Even by the masochistic standards of many longtime Twitter users, Mr. Musk’s reign has been an attempt: he has – erratically – overhauled the site’s verification system. He suspended some journalists, only to reinstate some shortly thereafter, and opened some of the company’s internal emails to others. And he has apparently left important decisions about Twitter’s direction, including whether to allow previously suspended accounts back on the platform and whether to remain as chief executive, to simply polling the platform.

Among the users who, prior to Mr. Musk’s purchase, thanks to the “general amnesty” Referendum is Andrew Anglin, founder of neo-Nazi site The Daily Stormer. (Mr. Musk separately reinstated Mr. Trump, although he has not resumed tweeting.) Thousands of Twitter employees have either been laid off or terminated, leading to speculation that the remaining workforce is no longer large enough to handle the to maintain the website in the long term.

Many of the site’s most loyal users are now reflecting on the possibility that the platform could lose its status as a central hub for digital media.

Mr. Matthews, who worries about Mr Musk’s banning of journalists’ accounts, was also seen as an intriguing prospect: “Maybe I’m the kind of journalist who could get banned too,” he recalled. “And maybe that would make me happier?”

Many users stay in the app and wait to see what happens. Giving up feels terribly final and extreme to her considering how quickly the environment is changing. On Tuesday, Mr. Musk said he will step down as CEO once he finds someone to replace him.

Micah Musser, a research analyst at a Washington, DC think tank, said that while “it feels like the site has gotten a lot worse,” he still hasn’t left. “But it would be good for me personally,” he said.

In fact, power users have a notoriously hard time quitting Twitter. In July 2021, writer Caitlin Flanagan published an essay in The Atlantic entitled “You Really Need to Quit Twitter”; As of today, she remains on the platform. And many of the prominent Twitter users who created accounts on alternatives like Mastodon and Post are still active on Twitter. (Mastodon has a reputation for being difficult to use, and both it and Post face the biggest obstacle of any Twitter challenger: laziness among users.)

Mr. Singal, who previously quit and came back, has deleted the platform’s app from his phone as a first step.

“If I was more mature or mentally healthy, I could drop it completely,” he said. “But I get dragged into fighting humans again, which is completely useless.”

Still, for those who think Mr. Musk has already taken or will take the platform past a point of no return – and cannot muster the will to leave just yet – there is at least one success story.

Jason Stanley, a philosophy professor at Yale University and author of How Fascism Works, has been a fixture on the platform for years, where he frequently tweeted about what he saw as threats to democracy.

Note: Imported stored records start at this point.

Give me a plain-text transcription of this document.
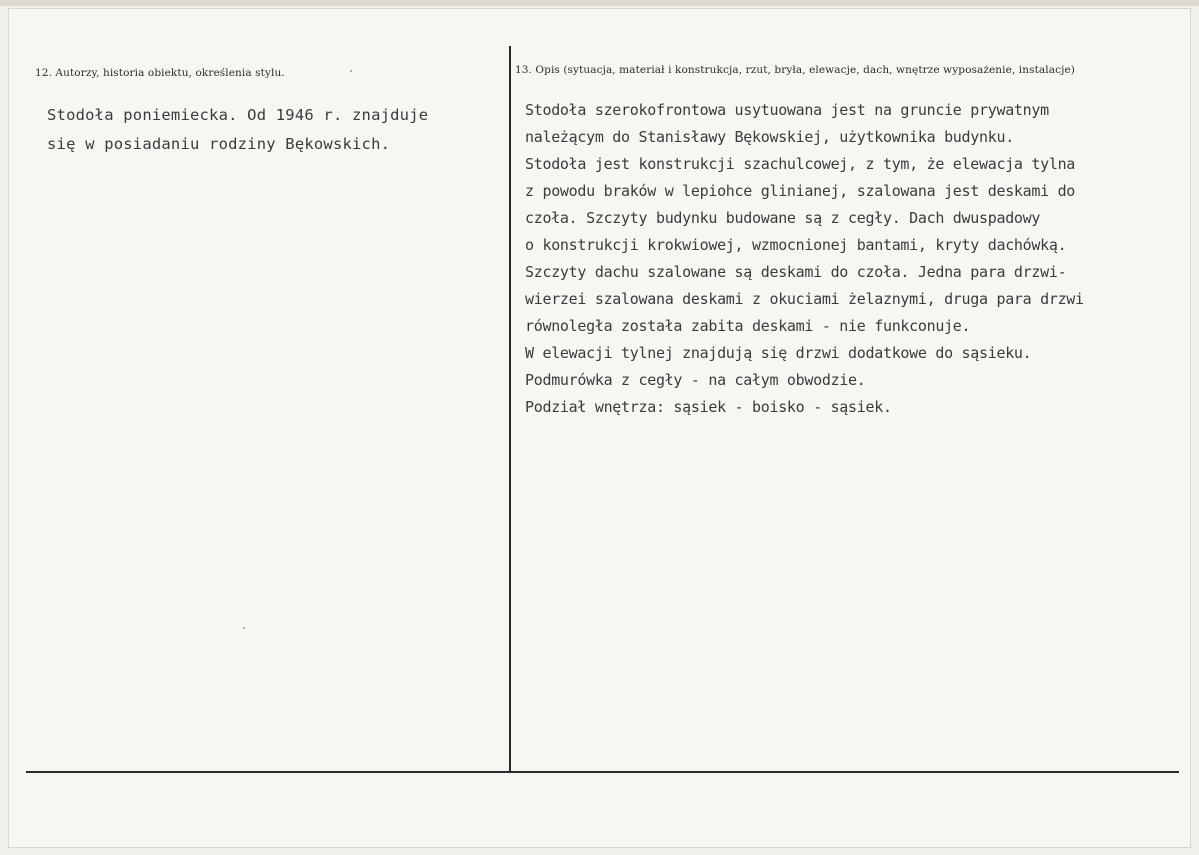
12. Autorzy, historia obiektu, określenia stylu.	13. Opis (sytuacja, materiał i konstrukcja, rzut, bryła, elewacje, dach, wnętrze wyposażenie, instalacje)
Stodoła poniemiecka. Od 1946 r. znajduje
się w posiadaniu rodziny Bękowskich.
Stodoła szerokofrontowa usytuowana jest na gruncie prywatnym
należącym do Stanisławy Bękowskiej, użytkownika budynku.
Stodoła jest konstrukcji szachulcowej, z tym, że elewacja tylna
z powodu braków w lepiohce glinianej, szalowana jest deskami do
czoła. Szczyty budynku budowane są z cegły. Dach dwuspadowy
o konstrukcji krokwiowej, wzmocnionej bantami, kryty dachówką.
Szczyty dachu szalowane są deskami do czoła. Jedna para drzwi-
wierzei szalowana deskami z okuciami żelaznymi, druga para drzwi
równoległa została zabita deskami - nie funkconuje.
W elewacji tylnej znajdują się drzwi dodatkowe do sąsieku.
Podmurówka z cegły - na całym obwodzie.
Podział wnętrza: sąsiek - boisko - sąsiek.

Along the way, he said, he became hooked.

“I can’t let go of an argument,” he said.

Mr. Stanley said he left Facebook after the 2016 election, which many liberals argued played a role in Mr. Trump’s victory. as Mr. Musk bought Twitter, Mr. Stanley said he had similar negative feelings.

“I’m on Twitter to talk about democracy and if it’s not going to be, I have no excuse for being in such a sad space,” he said.

Mr. Stanley resigned in early December. He said it was easy. One of the advantages: his children no longer draw pictures of him with his mobile phone in his hand.

“Being connected to my family is the first, second and third most important thing,” Mr. Said Stanley said. “Even more important than American democracy.”